I’ve mentioned it before, but I feel the need to reiterate: I don’t like baking. Baking requires measuring and like, recipes. Bread baking in particular can be very intimidating with it’s rising, punching, timing, and kneading. Most of the time, bread baking is lame.
I don’t eat bread indiscriminately either, the way I eat – say, french fries. I’m picky about bread. I don’t like bread that’s cottony or flavorless or tough or dry, or powdery or overly dense, or tooth-sticky. Bread should be crispy and airy and pleasantly chewy.
Bread should be like this:
Before I moved away from Utah, my good friend Tricia gave me a bread baking book as a going away present, and that book has changed the way I feel about baking bread at home.
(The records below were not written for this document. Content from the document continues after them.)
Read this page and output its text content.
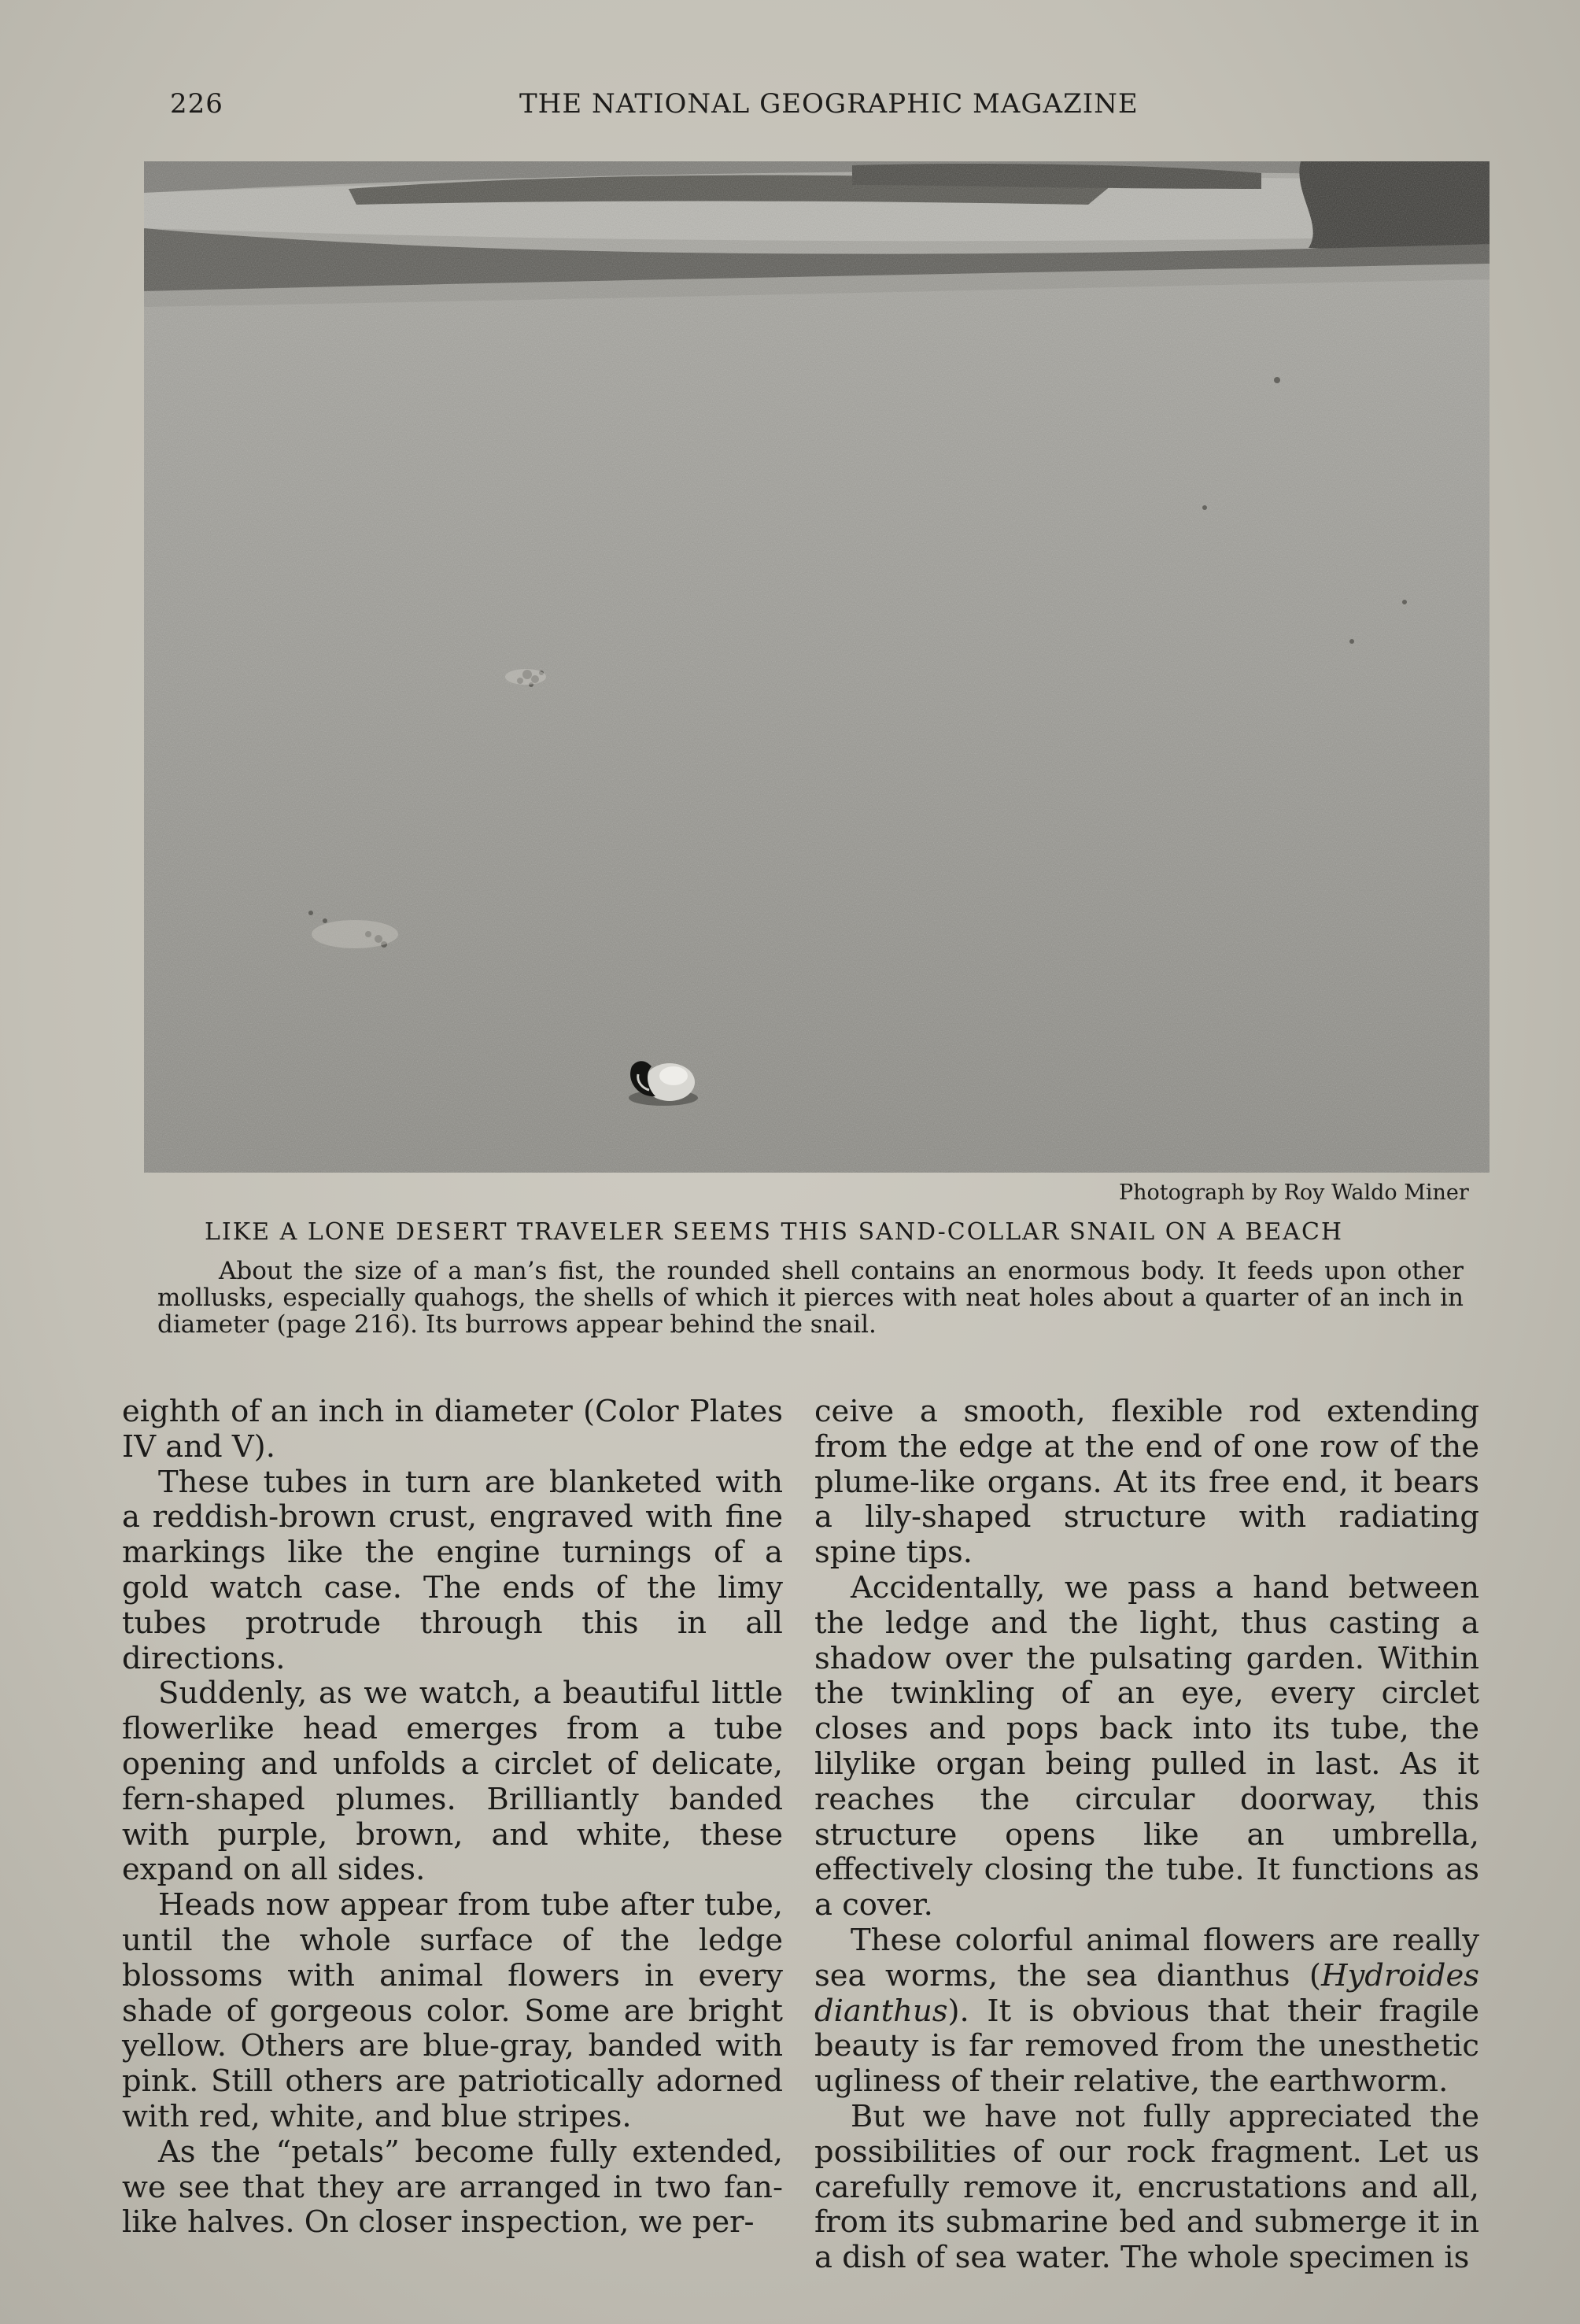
226	THE NATIONAL GEOGRAPHIC MAGAZINE
Photograph by Roy Waldo Miner
LIKE A LONE DESERT TRAVELER SEEMS THIS SAND-COLLAR SNAIL ON A BEACH
About the size of a man’s fist, the rounded shell contains an enormous body. It feeds upon other mollusks, especially quahogs, the shells of which it pierces with neat holes about a quarter of an inch in diameter (page 216). Its burrows appear behind the snail.

eighth of an inch in diameter (Color Plates IV and V).

These tubes in turn are blanketed with a reddish-brown crust, engraved with fine markings like the engine turnings of a gold watch case. The ends of the limy tubes protrude through this in all directions.

Suddenly, as we watch, a beautiful little flowerlike head emerges from a tube opening and unfolds a circlet of delicate, fern-shaped plumes. Brilliantly banded with purple, brown, and white, these expand on all sides.

Heads now appear from tube after tube, until the whole surface of the ledge blossoms with animal flowers in every shade of gorgeous color. Some are bright yellow. Others are blue-gray, banded with pink. Still others are patriotically adorned with red, white, and blue stripes.

As the “petals” become fully extended, we see that they are arranged in two fan-like halves. On closer inspection, we per-

ceive a smooth, flexible rod extending from the edge at the end of one row of the plume-like organs. At its free end, it bears a lily-shaped structure with radiating spine tips.

Accidentally, we pass a hand between the ledge and the light, thus casting a shadow over the pulsating garden. Within the twinkling of an eye, every circlet closes and pops back into its tube, the lilylike organ being pulled in last. As it reaches the circular doorway, this structure opens like an umbrella, effectively closing the tube. It functions as a cover.

These colorful animal flowers are really sea worms, the sea dianthus (Hydroides dianthus). It is obvious that their fragile beauty is far removed from the unesthetic ugliness of their relative, the earthworm.

But we have not fully appreciated the possibilities of our rock fragment. Let us carefully remove it, encrustations and all, from its submarine bed and submerge it in a dish of sea water. The whole specimen is
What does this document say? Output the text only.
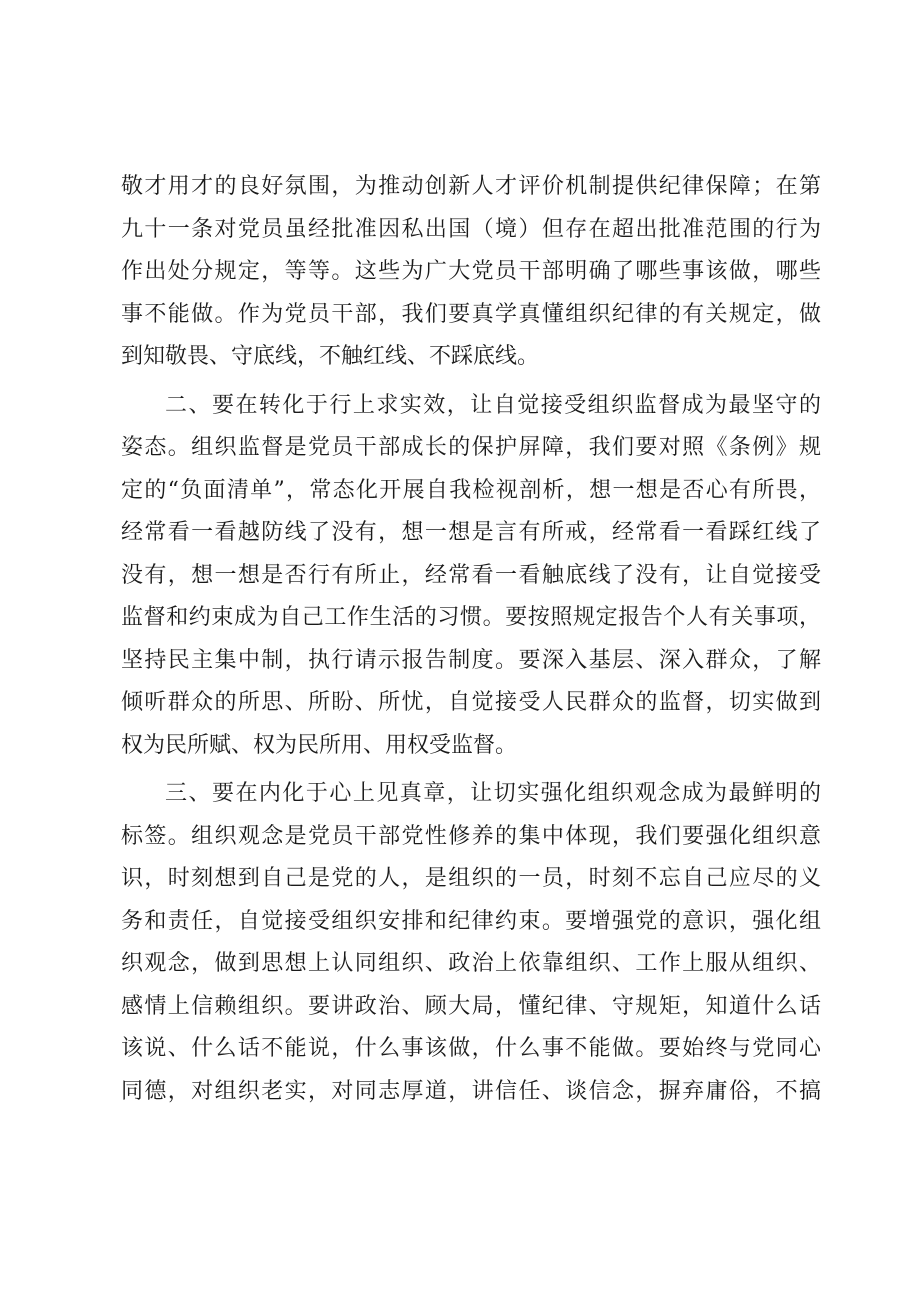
敬才用才的良好氛围，为推动创新人才评价机制提供纪律保障；在第
九十一条对党员虽经批准因私出国（境）但存在超出批准范围的行为
作出处分规定，等等。这些为广大党员干部明确了哪些事该做，哪些
事不能做。作为党员干部，我们要真学真懂组织纪律的有关规定，做
到知敬畏、守底线，不触红线、不踩底线。
二、要在转化于行上求实效，让自觉接受组织监督成为最坚守的
姿态。组织监督是党员干部成长的保护屏障，我们要对照《条例》规
定的“负面清单”，常态化开展自我检视剖析，想一想是否心有所畏，
经常看一看越防线了没有，想一想是言有所戒，经常看一看踩红线了
没有，想一想是否行有所止，经常看一看触底线了没有，让自觉接受
监督和约束成为自己工作生活的习惯。要按照规定报告个人有关事项，
坚持民主集中制，执行请示报告制度。要深入基层、深入群众，了解
倾听群众的所思、所盼、所忧，自觉接受人民群众的监督，切实做到
权为民所赋、权为民所用、用权受监督。
三、要在内化于心上见真章，让切实强化组织观念成为最鲜明的
标签。组织观念是党员干部党性修养的集中体现，我们要强化组织意
识，时刻想到自己是党的人，是组织的一员，时刻不忘自己应尽的义
务和责任，自觉接受组织安排和纪律约束。要增强党的意识，强化组
织观念，做到思想上认同组织、政治上依靠组织、工作上服从组织、
感情上信赖组织。要讲政治、顾大局，懂纪律、守规矩，知道什么话
该说、什么话不能说，什么事该做，什么事不能做。要始终与党同心
同德，对组织老实，对同志厚道，讲信任、谈信念，摒弃庸俗，不搞
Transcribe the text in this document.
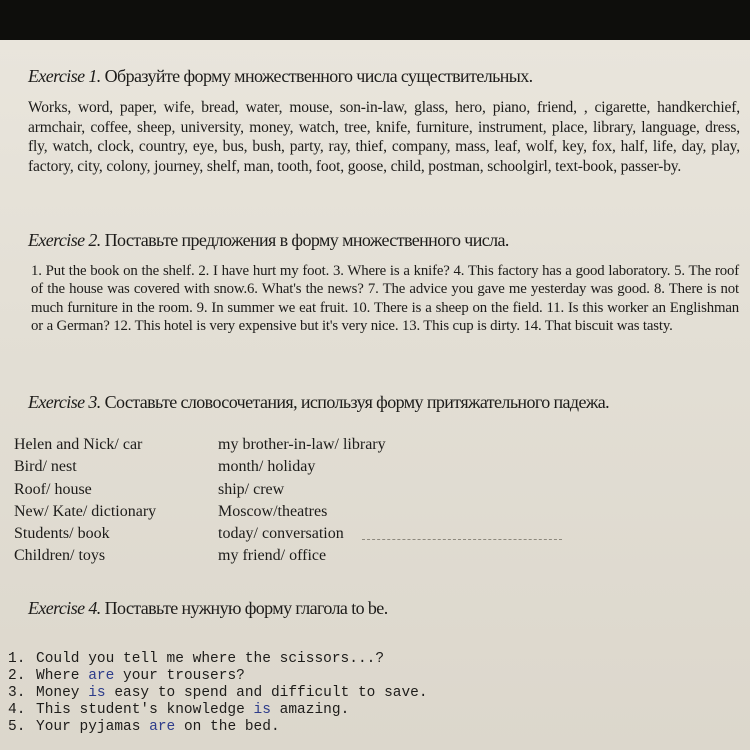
Exercise 1. Образуйте форму множественного числа существительных.

Works, word, paper, wife, bread, water, mouse, son-in-law, glass, hero, piano, friend, , cigarette, handkerchief, armchair, coffee, sheep, university, money, watch, tree, knife, furniture, instrument, place, library, language, dress, fly, watch, clock, country, eye, bus, bush, party, ray, thief, company, mass, leaf, wolf, key, fox, half, life, day, play, factory, city, colony, journey, shelf, man, tooth, foot, goose, child, postman, schoolgirl, text-book, passer-by.

Exercise 2. Поставьте предложения в форму множественного числа.

1. Put the book on the shelf. 2. I have hurt my foot. 3. Where is a knife? 4. This factory has a good laboratory. 5. The roof of the house was covered with snow.6. What's the news? 7. The advice you gave me yesterday was good. 8. There is not much furniture in the room. 9. In summer we eat fruit. 10. There is a sheep on the field. 11. Is this worker an Englishman or a German? 12. This hotel is very expensive but it's very nice. 13. This cup is dirty. 14. That biscuit was tasty.

Exercise 3. Составьте словосочетания, используя форму притяжательного падежа.
Helen and Nick/ car
Bird/ nest
Roof/ house
New/ Kate/ dictionary
Students/ book
Children/ toys
my brother-in-law/ library
month/ holiday
ship/ crew
Moscow/theatres
today/ conversation
my friend/ office
Exercise 4. Поставьте нужную форму глагола to be.
1. Could you tell me where the scissors...?
2. Where are your trousers?
3. Money is easy to spend and difficult to save.
4. This student's knowledge is amazing.
5. Your pyjamas are on the bed.
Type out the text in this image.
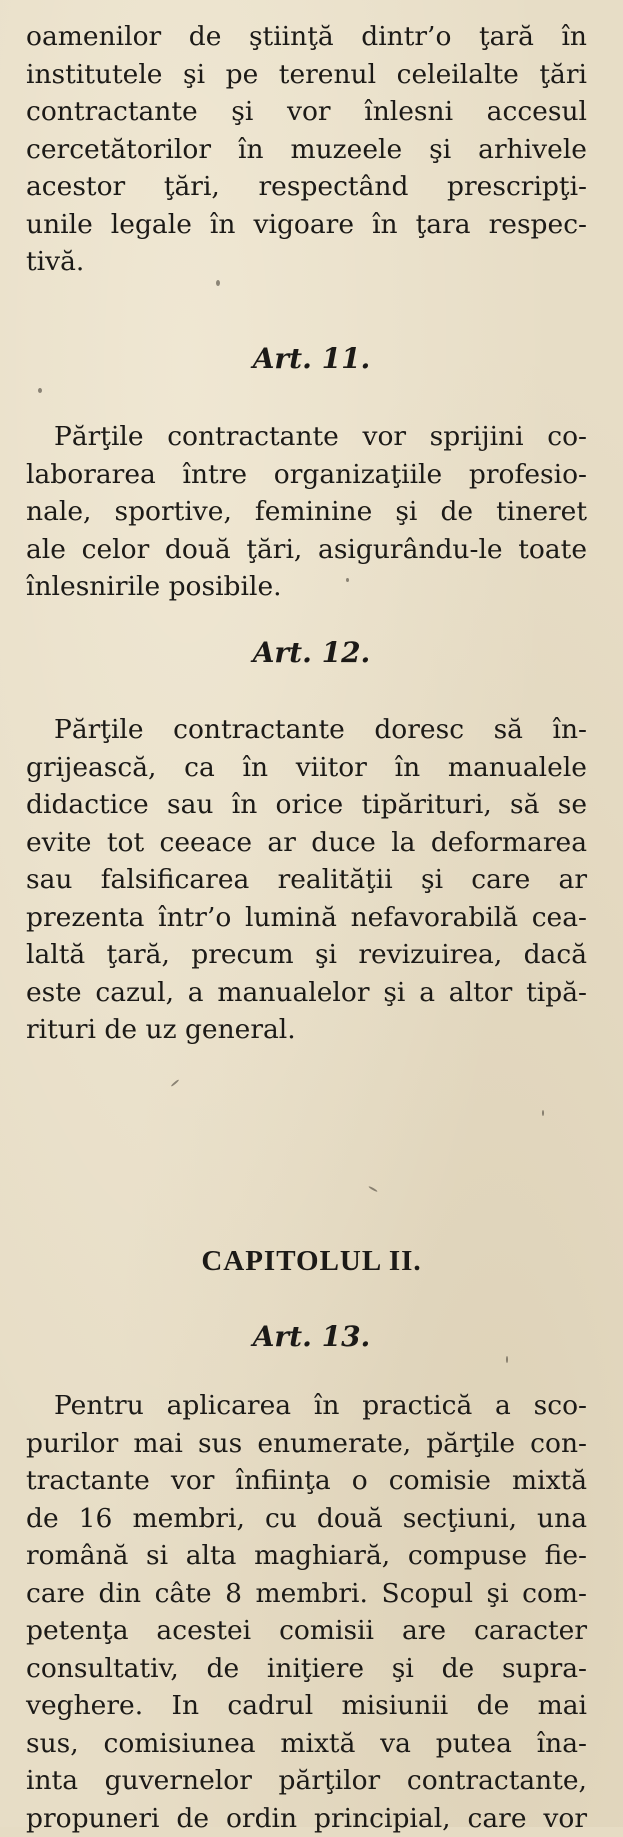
oamenilor de ştiinţă dintr’o ţară în
institutele şi pe terenul celeilalte ţări
contractante şi vor înlesni accesul
cercetătorilor în muzeele şi arhivele
acestor ţări, respectând prescripţi-
unile legale în vigoare în ţara respec-
tivă.
Art. 11.
Părţile contractante vor sprijini co-
laborarea între organizaţiile profesio-
nale, sportive, feminine şi de tineret
ale celor două ţări, asigurându-le toate
înlesnirile posibile.
Art. 12.
Părţile contractante doresc să în-
grijească, ca în viitor în manualele
didactice sau în orice tipărituri, să se
evite tot ceeace ar duce la deformarea
sau falsificarea realităţii şi care ar
prezenta într’o lumină nefavorabilă cea-
laltă ţară, precum şi revizuirea, dacă
este cazul, a manualelor şi a altor tipă-
rituri de uz general.
CAPITOLUL II.
Art. 13.
Pentru aplicarea în practică a sco-
purilor mai sus enumerate, părţile con-
tractante vor înfiinţa o comisie mixtă
de 16 membri, cu două secţiuni, una
română si alta maghiară, compuse fie-
care din câte 8 membri. Scopul şi com-
petenţa acestei comisii are caracter
consultativ, de iniţiere şi de supra-
veghere. In cadrul misiunii de mai
sus, comisiunea mixtă va putea îna-
inta guvernelor părţilor contractante,
propuneri de ordin principial, care vor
It’s called Artisan Bread in Five Minutes a Day, written by Jeff Hertzberg and Zoe Francois.
You may have heard of their bread method referred to as “bucket bread” because, well, they recommend making the dough in a bucket.
The dough-making process requires about 5 minutes of actual work, followed by 2 hours of sitting around while the dough expands at room temperature. Then you have the laborious task of placing the dough in the fridge, where it will stay for anywhere between 2 hours and 2 weeks. If, during that generous window of time, you decide you want a loaf of homemade bread, you whip out your bucket, hack off a chunk of dough, shape it, let it rest, and bake it.
In the book, they recommend using a pizza stone and pizza peel to bake the bread and transfer it to and from the oven. If you have those things, use them. I have found that a cookie sheet lined with parchment works well, as long as you remove the loaf and toss it straight on the wire rack once it’s set up enough to stay in one piece.
Here’s my adaptation of the book’s master recipe:
1. Between 4 hours and 2 weeks before I know I’ll be wanting some bread, I grab my ventilated bucket (2 for 17 bucks on amazon.com, search for “bread bucket” or “cambro bucket”. Punch some air holes with a screw driver. Or you could use a very big bowl with some perforated plastic wrap) and mix together these ingredients, making sure there are no dry spots in the dough. Sometimes I make a batch and a half, which seems to fit perfectly in my 8-quart bucket. This dough will be extremely wet. Don’t worry, it’s not supposed to be knead-able.
3 cups lukewarm water
1 tablespoon kosher salt
1 1/2 tablespoons granulated yeast
5 1/2 cups of bread flour (or 6 1/2 cups all-purpose flour)
2. Allow the dough to sit at room temperature for 2 hours to rise. It will more than double in volume.
3. Transfer the bucket to the fridge for at least 2 hours and up to 2 weeks.
4. When I’m ready to bake some bread, I grab the bucket, throw some flour on the counter, and pull out about a 1 pound ball of dough. Then I quickly shape the dough into a loaf, stretching the top of the dough around and to the bottom and tucking in the edges, until it forms a smooth oval on top (other shapes are perfectly acceptable). It’s important to work quickly here so you don’t knock all of the air bubbles out of the bread. Place the dough on a piece of floured parchment paper on a cookie sheet.
5. Let the formed loaf rest for about an hour in a warm place (like on top of a preheating oven!) and preheat your oven to 425 degrees. This will most likely take longer than the oven says it will – give it at least a half hour to heat up.
6. When your loaf is rested and risen, spray the top with water, or brush some on with a pastry brush. Make a few 3/4 inch deep gashes in the bread with a bread knife so it keeps its shape when it bakes.
7. This is a really important step, because it makes a massive difference in the final product: place a metal tray of hot water in the oven. This creates steam and helps your bread form a crisp crust. I use an 8×8 square pan, but you can use anything metal that will hold a few cups of water.
8. Place your loaf in the oven on the cookie sheet and bake for 15-17 minutes. Then remove the loaf from the cookie sheet and bake for another 20 minutes directly on the rack. The total baking time will vary by the size of the loaf. You’ll know it’s done if: it’s deeply golden on the outside, possibly even brown in spots, it’s got a hollow sound when you thump it with your fingernail, and when you smell it, it smells like perfect bread, not tangy-yeasty dough. If you take it out and it’s not quite done, throw it back in the oven for a few more minutes. No big deal.
You’ll get really good at baking bread the more you do it, but this recipe makes such stellar bread that I promise your first loaf will be amazing. You’ll be hooked. And you’ll want the book, which has a billion more awesome recipes, from challah to rye to freaking cinnamon buns.
One last tip: first-timers should start with a small loaf – a chunk of dough about the size of a large orange.